Create a store, insert, query

// 1. Create
ulong storeId = engine.KvStore.Create(JsonSerializer.Serialize(new {
store_id = "npc-memory",
db_path = "./data/npc-memory",
embed_dim = 384,
}));

// 2. Insert — key_embedding is the float[] from Embeddings.Embed
engine.KvStore.Insert("npc-memory", JsonSerializer.Serialize(new[] { new {
id = "mem-001",
key_text = "The guard saw a thief enter the keep at midnight.",
key_embedding = vector, // float[]
facets = new { npc_id = "guard-01", location = "keep" },
priority = 0.8f,
}}));

// 3. Query — embed the question first, pass the vector
string results = engine.KvStore.Query("npc-memory", JsonSerializer.Serialize(new {
query_embedding = queryVector, // float[]
facet_filters = new { npc_id = "guard-01" },
limit = 5,
}));
// results: JSON array of {id, key_text, similarity, priority, combined_score}

ulong n = engine.KvStore.Count("npc-memory", "");
engine.KvStore.CreateFtsIndex("npc-memory", "key_text");

string response = engine.KvStore.HybridQuery("npc-memory", JsonSerializer.Serialize(new {
embeddings = queryVector,
text = "thief keep",
fts_column = "key_text",
limit = 5,
vector_weight = 0.6f,
lexical_weight = 0.4f,
}));

See Hybrid & Lexical Search for the scoring details and the lexical-only (KvStore.LexicalQuery) variant.

Embed images and audio

EmbedImage and EmbedAudio take a base64-encoded file in the request and return the same response shape as EmbedText. With a cross-modal model id the image/audio vectors share the text space.

// Image — model ids: "clip", "siglip", "dinov2-small", "dinov2-large"
string imgResp = engine.Embeddings.EmbedImage(JsonSerializer.Serialize(new {
model = "clip",
image = Convert.ToBase64String(File.ReadAllBytes("car.png")),
}));

// Audio — model id "clap". WAV / RIFF only (not MP3/FLAC).
string audResp = engine.Embeddings.EmbedAudio(JsonSerializer.Serialize(new {
model = "clap",
audio = Convert.ToBase64String(File.ReadAllBytes("bark.wav")),
}));
// Parse resp -> data[0].embedding into a float[].

EmbedImage / EmbedAudio read the model from the on-device cache and never launch a silent blocking download — gate with is_model_cached(modelId) and model_download_async(modelId) first. See Multimodal Embedding for the model table.

Classify text, images, and audio

Classifiers.Load registers a trained classifier; the Predict* calls return a JSON string with a top label, its probability, and a top list of the top-k {label, probability} pairs.

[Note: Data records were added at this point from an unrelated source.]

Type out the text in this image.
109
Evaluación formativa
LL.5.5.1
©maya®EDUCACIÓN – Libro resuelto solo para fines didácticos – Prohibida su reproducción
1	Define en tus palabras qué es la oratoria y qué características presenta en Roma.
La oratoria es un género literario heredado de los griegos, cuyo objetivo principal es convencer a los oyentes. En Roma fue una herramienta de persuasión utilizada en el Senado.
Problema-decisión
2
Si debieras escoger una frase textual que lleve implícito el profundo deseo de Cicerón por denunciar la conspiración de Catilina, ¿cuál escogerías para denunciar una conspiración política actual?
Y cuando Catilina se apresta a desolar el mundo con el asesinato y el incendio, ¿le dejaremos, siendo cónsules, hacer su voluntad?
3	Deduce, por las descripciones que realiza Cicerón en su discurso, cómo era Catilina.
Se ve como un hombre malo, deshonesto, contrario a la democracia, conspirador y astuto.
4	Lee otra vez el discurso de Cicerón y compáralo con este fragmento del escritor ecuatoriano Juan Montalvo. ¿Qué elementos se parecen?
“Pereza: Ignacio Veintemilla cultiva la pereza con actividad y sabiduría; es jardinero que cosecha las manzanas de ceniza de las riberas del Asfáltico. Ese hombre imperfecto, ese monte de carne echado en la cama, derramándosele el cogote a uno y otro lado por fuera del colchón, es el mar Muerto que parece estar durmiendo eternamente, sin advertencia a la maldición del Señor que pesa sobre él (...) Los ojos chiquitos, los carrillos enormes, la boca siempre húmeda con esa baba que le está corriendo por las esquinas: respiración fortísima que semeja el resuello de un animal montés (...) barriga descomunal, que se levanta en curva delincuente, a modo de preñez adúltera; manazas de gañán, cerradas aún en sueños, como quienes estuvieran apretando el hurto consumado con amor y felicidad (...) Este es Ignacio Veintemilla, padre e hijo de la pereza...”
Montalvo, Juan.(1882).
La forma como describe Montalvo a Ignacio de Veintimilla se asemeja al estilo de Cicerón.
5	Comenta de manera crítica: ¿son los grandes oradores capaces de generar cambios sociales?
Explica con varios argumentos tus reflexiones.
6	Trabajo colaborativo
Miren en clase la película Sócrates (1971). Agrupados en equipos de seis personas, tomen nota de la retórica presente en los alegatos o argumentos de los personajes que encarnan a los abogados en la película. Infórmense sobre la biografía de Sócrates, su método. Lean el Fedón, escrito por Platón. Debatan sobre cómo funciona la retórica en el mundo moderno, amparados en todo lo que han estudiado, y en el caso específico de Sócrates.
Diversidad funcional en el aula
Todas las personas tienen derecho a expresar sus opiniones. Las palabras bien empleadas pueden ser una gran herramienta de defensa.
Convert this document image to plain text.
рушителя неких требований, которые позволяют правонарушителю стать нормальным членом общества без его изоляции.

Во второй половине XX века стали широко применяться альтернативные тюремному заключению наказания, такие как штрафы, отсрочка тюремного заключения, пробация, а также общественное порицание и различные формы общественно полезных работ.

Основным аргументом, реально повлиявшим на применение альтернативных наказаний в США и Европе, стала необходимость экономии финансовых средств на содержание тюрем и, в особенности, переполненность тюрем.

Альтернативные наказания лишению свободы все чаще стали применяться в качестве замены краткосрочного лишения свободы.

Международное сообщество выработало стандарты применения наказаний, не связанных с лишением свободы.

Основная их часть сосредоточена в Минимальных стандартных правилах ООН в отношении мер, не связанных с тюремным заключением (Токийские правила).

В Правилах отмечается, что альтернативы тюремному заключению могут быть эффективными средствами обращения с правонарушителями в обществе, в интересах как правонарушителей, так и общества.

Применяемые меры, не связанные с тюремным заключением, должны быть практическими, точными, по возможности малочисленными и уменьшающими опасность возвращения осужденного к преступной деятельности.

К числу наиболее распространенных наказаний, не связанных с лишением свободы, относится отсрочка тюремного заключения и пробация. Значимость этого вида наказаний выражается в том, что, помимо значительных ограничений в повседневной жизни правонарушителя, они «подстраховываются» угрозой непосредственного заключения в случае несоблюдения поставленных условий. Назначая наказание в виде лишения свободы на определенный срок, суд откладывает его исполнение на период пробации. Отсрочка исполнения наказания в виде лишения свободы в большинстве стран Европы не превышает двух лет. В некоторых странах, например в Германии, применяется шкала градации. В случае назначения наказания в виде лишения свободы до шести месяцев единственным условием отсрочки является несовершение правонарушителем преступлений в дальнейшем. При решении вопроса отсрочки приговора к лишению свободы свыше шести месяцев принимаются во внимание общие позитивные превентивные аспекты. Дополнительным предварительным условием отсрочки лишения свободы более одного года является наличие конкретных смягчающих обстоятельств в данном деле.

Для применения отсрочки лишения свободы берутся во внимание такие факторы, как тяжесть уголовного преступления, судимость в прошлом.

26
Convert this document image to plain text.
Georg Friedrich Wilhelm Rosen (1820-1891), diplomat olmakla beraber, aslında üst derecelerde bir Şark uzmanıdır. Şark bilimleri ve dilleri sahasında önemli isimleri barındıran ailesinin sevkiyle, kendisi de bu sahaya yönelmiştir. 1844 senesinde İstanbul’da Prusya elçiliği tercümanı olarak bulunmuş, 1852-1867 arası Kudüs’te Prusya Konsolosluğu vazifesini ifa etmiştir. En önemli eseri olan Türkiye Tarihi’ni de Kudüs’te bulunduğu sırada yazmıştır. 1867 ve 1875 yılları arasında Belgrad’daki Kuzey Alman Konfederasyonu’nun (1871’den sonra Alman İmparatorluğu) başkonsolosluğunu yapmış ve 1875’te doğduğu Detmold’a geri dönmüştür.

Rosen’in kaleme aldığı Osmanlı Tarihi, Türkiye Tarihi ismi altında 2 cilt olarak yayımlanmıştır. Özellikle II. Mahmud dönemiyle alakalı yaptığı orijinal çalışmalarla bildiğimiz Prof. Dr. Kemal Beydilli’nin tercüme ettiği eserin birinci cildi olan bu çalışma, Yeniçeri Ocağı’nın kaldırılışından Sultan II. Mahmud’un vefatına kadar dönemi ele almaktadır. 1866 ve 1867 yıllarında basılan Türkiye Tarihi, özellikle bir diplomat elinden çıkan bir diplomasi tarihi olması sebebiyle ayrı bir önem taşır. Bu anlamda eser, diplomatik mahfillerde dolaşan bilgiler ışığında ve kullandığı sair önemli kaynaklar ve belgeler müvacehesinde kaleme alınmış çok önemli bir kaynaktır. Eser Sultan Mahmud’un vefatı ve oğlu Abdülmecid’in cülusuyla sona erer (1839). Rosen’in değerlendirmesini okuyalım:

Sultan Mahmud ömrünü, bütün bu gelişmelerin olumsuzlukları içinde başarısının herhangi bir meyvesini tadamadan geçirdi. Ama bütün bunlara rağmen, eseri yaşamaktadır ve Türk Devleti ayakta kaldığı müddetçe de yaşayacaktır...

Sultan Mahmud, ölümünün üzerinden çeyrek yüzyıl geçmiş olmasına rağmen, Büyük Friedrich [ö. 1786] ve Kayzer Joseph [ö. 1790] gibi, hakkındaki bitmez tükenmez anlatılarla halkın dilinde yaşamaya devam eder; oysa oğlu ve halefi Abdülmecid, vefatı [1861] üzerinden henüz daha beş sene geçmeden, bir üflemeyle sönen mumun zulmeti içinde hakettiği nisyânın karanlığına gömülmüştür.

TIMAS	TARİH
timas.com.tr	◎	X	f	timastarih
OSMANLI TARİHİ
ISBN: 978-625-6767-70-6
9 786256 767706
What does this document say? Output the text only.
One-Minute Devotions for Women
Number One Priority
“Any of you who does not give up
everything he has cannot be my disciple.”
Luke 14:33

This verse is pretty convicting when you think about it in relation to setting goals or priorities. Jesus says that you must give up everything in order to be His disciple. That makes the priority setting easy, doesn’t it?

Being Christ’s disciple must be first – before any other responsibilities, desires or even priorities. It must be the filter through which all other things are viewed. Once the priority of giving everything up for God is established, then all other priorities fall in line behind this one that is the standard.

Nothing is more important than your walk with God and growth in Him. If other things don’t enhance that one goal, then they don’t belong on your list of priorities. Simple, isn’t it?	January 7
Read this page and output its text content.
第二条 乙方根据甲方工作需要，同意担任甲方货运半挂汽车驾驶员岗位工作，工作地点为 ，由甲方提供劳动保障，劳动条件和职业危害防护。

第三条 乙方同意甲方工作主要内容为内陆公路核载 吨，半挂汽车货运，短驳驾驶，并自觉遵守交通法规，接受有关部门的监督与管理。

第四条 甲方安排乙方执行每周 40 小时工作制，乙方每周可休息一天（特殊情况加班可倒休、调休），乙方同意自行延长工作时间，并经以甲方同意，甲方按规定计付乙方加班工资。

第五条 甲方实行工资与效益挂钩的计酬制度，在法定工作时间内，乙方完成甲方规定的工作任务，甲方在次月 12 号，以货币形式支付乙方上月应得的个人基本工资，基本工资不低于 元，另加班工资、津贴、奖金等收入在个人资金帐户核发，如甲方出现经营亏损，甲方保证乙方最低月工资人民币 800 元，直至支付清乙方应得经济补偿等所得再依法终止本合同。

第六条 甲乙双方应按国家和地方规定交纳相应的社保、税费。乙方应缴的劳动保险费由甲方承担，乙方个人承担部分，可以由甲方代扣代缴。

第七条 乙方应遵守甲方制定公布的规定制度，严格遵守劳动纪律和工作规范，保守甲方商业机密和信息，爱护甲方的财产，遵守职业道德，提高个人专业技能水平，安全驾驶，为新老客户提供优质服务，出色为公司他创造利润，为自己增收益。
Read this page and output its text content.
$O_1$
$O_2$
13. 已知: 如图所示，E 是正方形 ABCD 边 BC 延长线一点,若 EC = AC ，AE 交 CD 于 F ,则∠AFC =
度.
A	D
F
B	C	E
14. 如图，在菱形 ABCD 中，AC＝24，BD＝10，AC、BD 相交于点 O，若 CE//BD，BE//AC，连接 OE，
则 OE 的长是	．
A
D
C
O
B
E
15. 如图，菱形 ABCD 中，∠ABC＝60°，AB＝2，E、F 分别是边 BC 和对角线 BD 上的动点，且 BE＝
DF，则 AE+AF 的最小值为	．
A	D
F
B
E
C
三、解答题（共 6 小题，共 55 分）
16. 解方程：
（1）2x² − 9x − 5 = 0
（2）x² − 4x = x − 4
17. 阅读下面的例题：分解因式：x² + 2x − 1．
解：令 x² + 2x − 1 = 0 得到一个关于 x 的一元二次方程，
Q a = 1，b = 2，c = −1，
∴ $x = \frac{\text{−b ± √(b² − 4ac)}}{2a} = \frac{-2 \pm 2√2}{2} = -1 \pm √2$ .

engine.Classifiers.Load("steering", "/abs/path/to/models/steering");

// top_k is optional: omit for all labels ranked, 0 for just the top label
// (empty `top` list), N for the N best.
string textResult = engine.Classifiers.PredictText(JsonSerializer.Serialize(new {
model_id = "sentiment", text = "I love this!", top_k = 3,
}));

// Image classifier over DINOv2-Small embeddings (labels e.g. "left"/"right").
string imageResult = engine.Classifiers.PredictImage(JsonSerializer.Serialize(new {
model_id = "steering", image_path = "/abs/path/frame.png", top_k = 0,
}));

// Audio classifier — WAV / RIFF input only.
string audioResult = engine.Classifiers.PredictAudio(JsonSerializer.Serialize(new {
model_id = "ambience", audio_path = "/abs/path/clip.wav", top_k = 3,
}));

The image/audio embedder the classifier was trained with ("dinov2-small", "clap") must be cached first. See Classifiers for training and the full result schema.